20 September, 2017
There are various ways in which a lease can be brought to an end. The appropriate method to use will vary dependent upon whether the lease term has passed. We will consider the different options available prior to the expiry of the existing lease in turn below.
Is there a break clause?
It may be possible to terminate the lease before the end of a fixed period, this option would only be available if the lease contains what is known as a break clause. A break clause may come in different forms, such as a rolling break which means that a lease can be terminated at any time. The lease may be terminated after a specified date or the lease may be terminated on an agreed fixed date. It is important to know which type of break clause is within the lease to ensure sufficient notice is given to the landlord.
In order to exercise the break clause effectively notice must be served in the prescribed form and within the relevant time as specified in the lease, before the break date has passed and served on the correct person. The Lease may specify a date on or before which the break notice must be served, if the deadline is not met then the right to break the lease will be lost and the lease will continue until the end of the term.
Often there are pre-conditions that need to be satisfied to successfully exercise a break clause such as the tenant must be up to date with their rent payments, must have performed all of their covenants, must not be in material breach of their repairing covenants, must give up occupation and leave behind no continuing subleases. If there has been a breach of a covenant then the right to break may be lost. The break clause will specify whether the conditions must be satisfied at the date of service of the break notice or at the break date, or both.
It is important to bear in mind whether the break clause imposes a condition that the tenant pays a penalty to the landlord when exercising the break clause, such as payment of 3 months' rent.
Can the Lease be Assigned/ Sublet?
In some circumstances the tenant may be able to sub-let their lease to a third party, whether this is permitted will be stated in the lease and if so conditions may be attached to this right. It may also be possible for the tenant to assign their lease to a third party and in doing so the tenant will dispose of their liabilities under the lease. In some circumstances the Assignee may need to pay a premium to acquire the Lease or the original tenant may be forced to contribute to the Assignee's rent for the remainder of the lease term. In addition, if the value of the lease has declined since it was first signed then the original tenant may be liable to pay a 'reverse premium'.
Deed of Surrender
If the above options are not viable then the next step which you should take is to contact your landlord and determine whether they are prepared to agree to terminate the lease.
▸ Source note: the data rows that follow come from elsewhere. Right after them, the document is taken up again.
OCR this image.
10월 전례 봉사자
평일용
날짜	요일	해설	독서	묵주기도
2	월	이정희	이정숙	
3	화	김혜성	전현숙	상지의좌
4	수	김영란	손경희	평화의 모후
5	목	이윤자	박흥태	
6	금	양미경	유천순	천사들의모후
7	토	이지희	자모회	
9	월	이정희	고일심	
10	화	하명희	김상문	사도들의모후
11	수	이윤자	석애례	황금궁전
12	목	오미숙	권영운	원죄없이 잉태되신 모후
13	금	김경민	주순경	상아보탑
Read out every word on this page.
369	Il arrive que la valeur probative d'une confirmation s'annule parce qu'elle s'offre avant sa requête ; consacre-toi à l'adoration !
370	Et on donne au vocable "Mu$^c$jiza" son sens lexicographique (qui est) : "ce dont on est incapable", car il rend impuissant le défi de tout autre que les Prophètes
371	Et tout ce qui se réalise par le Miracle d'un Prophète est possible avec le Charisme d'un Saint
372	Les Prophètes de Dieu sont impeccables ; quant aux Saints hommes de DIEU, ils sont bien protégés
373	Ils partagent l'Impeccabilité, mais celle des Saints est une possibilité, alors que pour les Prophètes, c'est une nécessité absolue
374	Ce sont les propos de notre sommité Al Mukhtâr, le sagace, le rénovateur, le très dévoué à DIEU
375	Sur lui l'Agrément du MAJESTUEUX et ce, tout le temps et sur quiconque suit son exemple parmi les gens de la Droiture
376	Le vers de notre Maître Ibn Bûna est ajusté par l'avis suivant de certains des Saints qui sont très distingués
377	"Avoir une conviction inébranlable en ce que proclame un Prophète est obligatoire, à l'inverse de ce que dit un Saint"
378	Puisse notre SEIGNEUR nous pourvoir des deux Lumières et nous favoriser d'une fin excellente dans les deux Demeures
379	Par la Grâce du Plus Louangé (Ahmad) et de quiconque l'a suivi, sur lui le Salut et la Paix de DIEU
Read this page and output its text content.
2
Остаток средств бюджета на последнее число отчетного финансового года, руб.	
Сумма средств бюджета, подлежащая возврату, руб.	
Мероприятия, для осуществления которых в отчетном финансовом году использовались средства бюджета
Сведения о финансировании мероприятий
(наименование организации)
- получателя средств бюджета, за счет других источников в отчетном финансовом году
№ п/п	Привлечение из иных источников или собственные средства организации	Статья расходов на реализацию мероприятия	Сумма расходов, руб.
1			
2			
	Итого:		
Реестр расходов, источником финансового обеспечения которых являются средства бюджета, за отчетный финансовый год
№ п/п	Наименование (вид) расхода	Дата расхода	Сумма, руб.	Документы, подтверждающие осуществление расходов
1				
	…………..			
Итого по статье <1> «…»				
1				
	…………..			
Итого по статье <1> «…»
The lease can only be terminated early if the landlord consents. If the landlord does agree to terminate the lease this would save time and once the landlord's consent has been obtained the lease would be terminated in the form of a surrender, which is discussed in more detail below. However, the Landlord may require you to pay a premium for the surrender.
The surrender can take effect either in writing of by the conduct of the landlord and tenant, however if the surrender is documented in writing this would provide greater certainty. In addition that Landlord may require you to pay a premium for doing so. You would only be able to terminate the lease immediately if this was on or before the expiry of the contractual term of the lease.
In addition, it is important to note that the lease may still be terminated by other methods such as forfeiture, the provisions on which will be contained within the lease.
It is vital that the appropriate method of terminating a lease is chosen. Which method to choose will vary dependent upon individual circumstances. Your solicitor will be able to advise on the most suitable option in order to avoid breaching the lease.